6. A vector comprising the vector pET29b (+), the gene sequence as defined in SEQ ^' ID NO 1 and a histidine tail.

 Epoxide hydrolases enzyme purification method characterized in that it is from the microorganism defined in claims 1 to 3 and comprises the following steps:

-a) resuspension of the microorganism at a rate of 50 to ICO mg κ mL sodium phosphate 2Q iranol buffer ¹ , 10 to 20 runol L ^-1 imidazole and 500 mmol L ^-1 sodium chloride at pH 7 4;

 -b) sonication of the solution obtained in (a) with a power of 0.02 Wrms, bathing at 4 ° C, for at least 7 30 second cycles and 1.5 minute rest intervals between each pulse;

 -c) Centrifugation of the solution obtained in (b);

-d) Transfer supernatant obtained in (c). containing the. bacterial lysate for further purification on columns of affinity,

 - e) such enzyme classification and concentration.

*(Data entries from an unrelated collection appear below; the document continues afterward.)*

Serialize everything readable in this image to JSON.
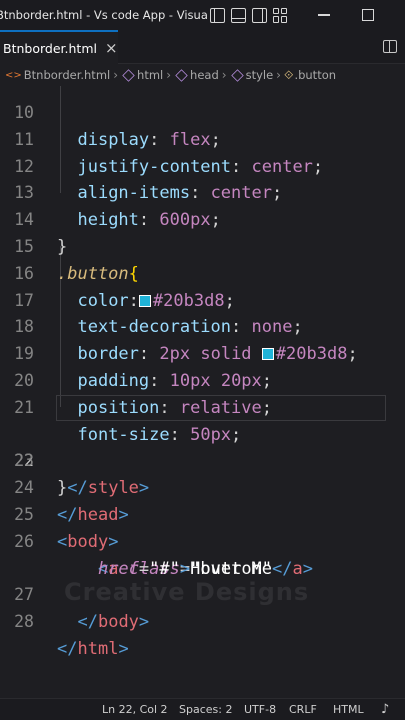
{
  "window": {
    "title": "Btnborder.html - Vs code App - Visual S..."
  },
  "tab": {
    "label": "Btnborder.html",
    "close": "×"
  },
  "breadcrumb": {
    "file": "Btnborder.html",
    "items": [
      "html",
      "head",
      "style",
      ".button"
    ]
  },
  "editor": {
    "lines": [
      {
        "n": "10"
      },
      {
        "n": "11"
      },
      {
        "n": "12"
      },
      {
        "n": "13"
      },
      {
        "n": "14"
      },
      {
        "n": "15"
      },
      {
        "n": "16"
      },
      {
        "n": "17"
      },
      {
        "n": "18"
      },
      {
        "n": "19"
      },
      {
        "n": "20"
      },
      {
        "n": "21"
      },
      {
        "n": "22"
      },
      {
        "n": "23"
      },
      {
        "n": "24"
      },
      {
        "n": "25"
      },
      {
        "n": "26"
      },
      {
        "n": "27"
      },
      {
        "n": "28"
      }
    ],
    "line10": {
      "prop": "display",
      "val": "flex"
    },
    "line11": {
      "prop": "justify-content",
      "val": "center"
    },
    "line12": {
      "prop": "align-items",
      "val": "center"
    },
    "line13": {
      "prop": "height",
      "val": "600px"
    },
    "line14": "}",
    "line15": {
      "selector": ".button",
      "brace": "{"
    },
    "line16": {
      "prop": "color",
      "val": "#20b3d8"
    },
    "line17": {
      "prop": "text-decoration",
      "val": "none"
    },
    "line18": {
      "prop": "border",
      "val1": "2px",
      "val2": "solid",
      "val3": "#20b3d8"
    },
    "line19": {
      "prop": "padding",
      "val1": "10px",
      "val2": "20px"
    },
    "line20": {
      "prop": "position",
      "val": "relative"
    },
    "line21": {
      "prop": "font-size",
      "val": "50px"
    },
    "line22": "}",
    "line23": {
      "tag": "style"
    },
    "line24": {
      "tag": "head"
    },
    "line25": {
      "tag": "body"
    },
    "line26": {
      "tag": "a",
      "attr": "class",
      "str": "\"button\""
    },
    "line26b": {
      "attr": "href",
      "str": "\"#\"",
      "text": "Hover Me",
      "tag": "a"
    },
    "line27": {
      "tag": "body"
    },
    "line28": {
      "tag": "html"
    },
    "swatch_color": "#20b3d8",
    "watermark": "Creative Designs"
  },
  "statusbar": {
    "position": "Ln 22, Col 2",
    "spaces": "Spaces: 2",
    "encoding": "UTF-8",
    "eol": "CRLF",
    "language": "HTML"
  },
  "colors": {
    "accent": "#0e70c0",
    "background": "#1e1e22"
  }
}
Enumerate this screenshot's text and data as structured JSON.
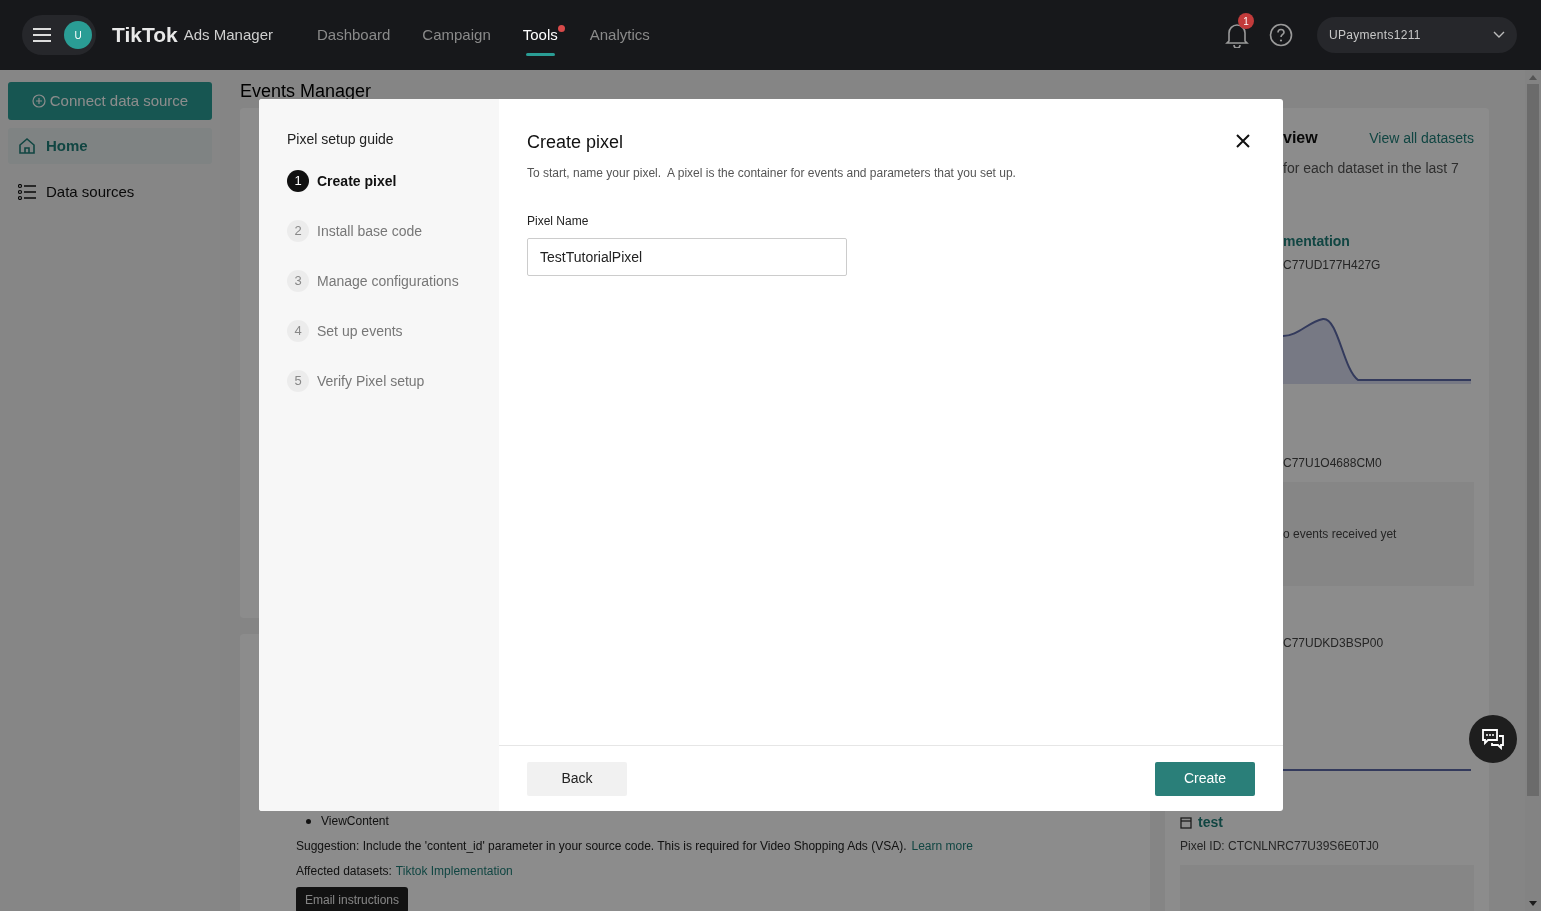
{
  "top_bar": {
    "logo": "TikTok",
    "logo_suffix": "Ads Manager",
    "avatar": "U",
    "notification_count": "1",
    "account": "UPayments1211",
    "nav": [
      {
        "label": "Dashboard",
        "selected": false,
        "dot": false
      },
      {
        "label": "Campaign",
        "selected": false,
        "dot": false
      },
      {
        "label": "Tools",
        "selected": true,
        "dot": true
      },
      {
        "label": "Analytics",
        "selected": false,
        "dot": false
      }
    ]
  },
  "sidebar": {
    "connect_button": "Connect data source",
    "items": [
      {
        "label": "Home",
        "selected": true,
        "kind": "home"
      },
      {
        "label": "Data sources",
        "selected": false,
        "kind": "list"
      }
    ]
  },
  "page_title": "Events Manager",
  "issue": {
    "bullet": "ViewContent",
    "suggestion": "Suggestion: Include the 'content_id' parameter in your source code. This is required for Video Shopping Ads (VSA).",
    "learn_more": "Learn more",
    "affected_label": "Affected datasets:",
    "affected_link": "Tiktok Implementation",
    "email_button": "Email instructions"
  },
  "overview": {
    "title": "view",
    "link": "View all datasets",
    "subtitle": "for each dataset in the last 7",
    "datasets": [
      {
        "kind": "chart",
        "name": "mentation",
        "id": "C77UD177H427G"
      },
      {
        "kind": "empty",
        "id": "C77U1O4688CM0",
        "note": "o events received yet"
      },
      {
        "kind": "flat",
        "id": "C77UDKD3BSP00"
      },
      {
        "kind": "full",
        "name": "test",
        "id": "Pixel ID: CTCNLNRC77U39S6E0TJ0"
      }
    ]
  },
  "modal": {
    "guide_title": "Pixel setup guide",
    "steps": [
      {
        "number": "1",
        "label": "Create pixel",
        "selected": true
      },
      {
        "number": "2",
        "label": "Install base code",
        "selected": false
      },
      {
        "number": "3",
        "label": "Manage configurations",
        "selected": false
      },
      {
        "number": "4",
        "label": "Set up events",
        "selected": false
      },
      {
        "number": "5",
        "label": "Verify Pixel setup",
        "selected": false
      }
    ],
    "title": "Create pixel",
    "description": "To start, name your pixel.  A pixel is the container for events and parameters that you set up.",
    "field_label": "Pixel Name",
    "field_value": "TestTutorialPixel",
    "back_button": "Back",
    "create_button": "Create"
  }
}
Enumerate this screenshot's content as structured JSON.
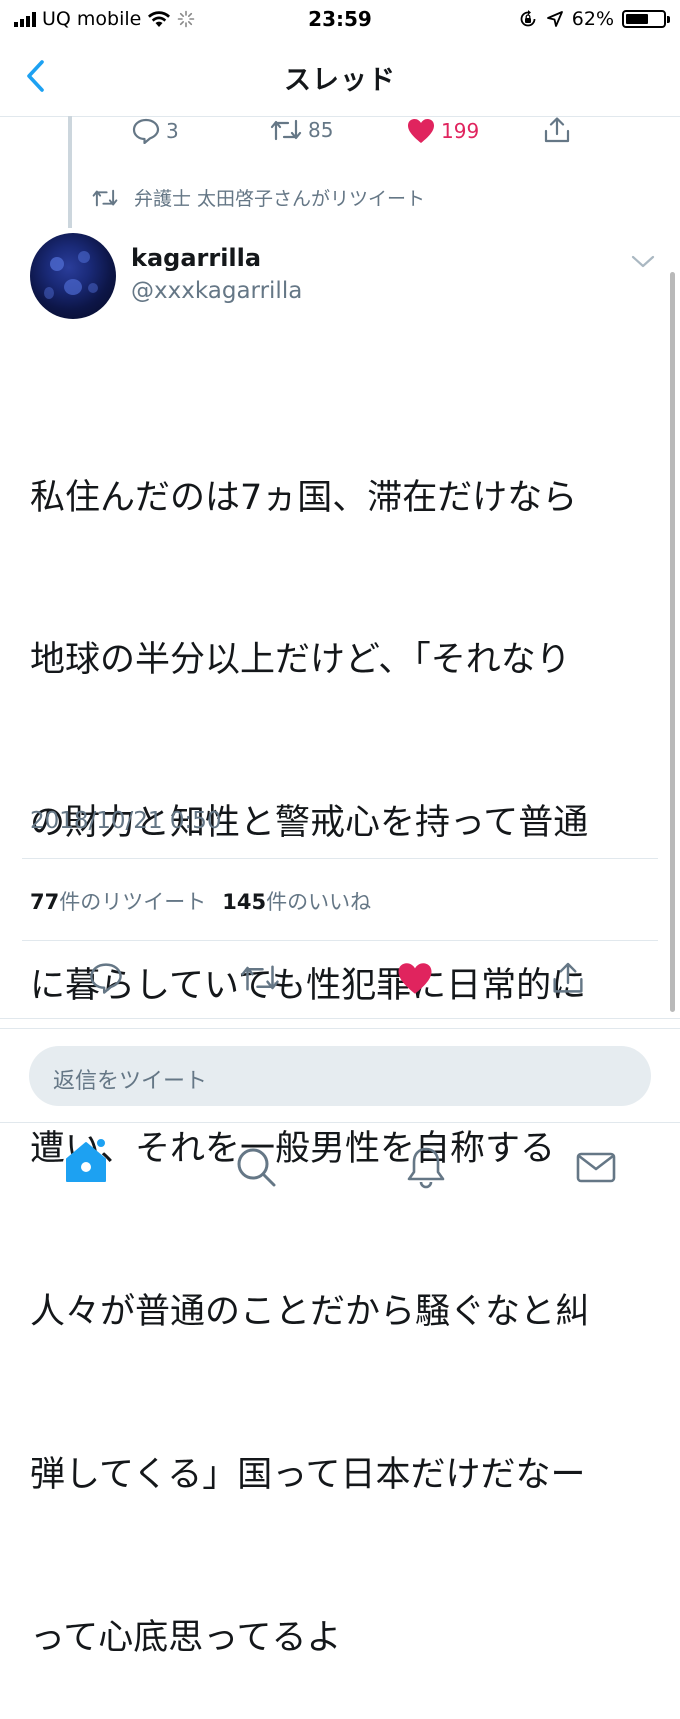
{
  "status_bar": {
    "carrier": "UQ mobile",
    "time": "23:59",
    "battery": "62%",
    "battery_level": 0.62
  },
  "nav": {
    "title": "スレッド"
  },
  "previous_tweet": {
    "reply_count": "3",
    "retweet_count": "85",
    "like_count": "199"
  },
  "retweet_label": "弁護士 太田啓子さんがリツイート",
  "tweet": {
    "name": "kagarrilla",
    "handle": "@xxxkagarrilla",
    "text_lines": [
      "私住んだのは7ヵ国、滞在だけなら",
      "地球の半分以上だけど、「それなり",
      "の財力と知性と警戒心を持って普通",
      "に暮らしていても性犯罪に日常的に",
      "遭い、それを一般男性を自称する",
      "人々が普通のことだから騒ぐなと糾",
      "弾してくる」国って日本だけだなー",
      "って心底思ってるよ"
    ],
    "timestamp": "2018/10/21 0:50",
    "retweets": "77",
    "retweets_label": "件のリツイート",
    "likes": "145",
    "likes_label": "件のいいね"
  },
  "reply": {
    "placeholder": "返信をツイート"
  },
  "colors": {
    "accent": "#1da1f2",
    "like": "#e0245e",
    "secondary_text": "#657786"
  }
}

 Epoxide hydrolases enzyme characterized in that it is obtained as defined in claim 7, is a recombinant Cf, β-epoxide hydrolase protein (SEQ ID NO 3) and promotes enantioselective hydrolysis of racemic epoxides.

 Epoxide hydrolases enzyme characterized in that it is obtained from the microorganisms as described in claims 1 to 3, is a recombinant α, β-epoxide hydrolase protein (SEQ ID NO 3) and promotes enantioselective hydrolysis of epoxides. racemic.

 9. Use of the enzyme epoxide hydrolase characterized by its application in obtaining enantiomerically pure vicinal epoxides and diols, which are compounds of great commercial interest as they are used as intermediates or end products in the fine chemical, pharmaceutical and food industries.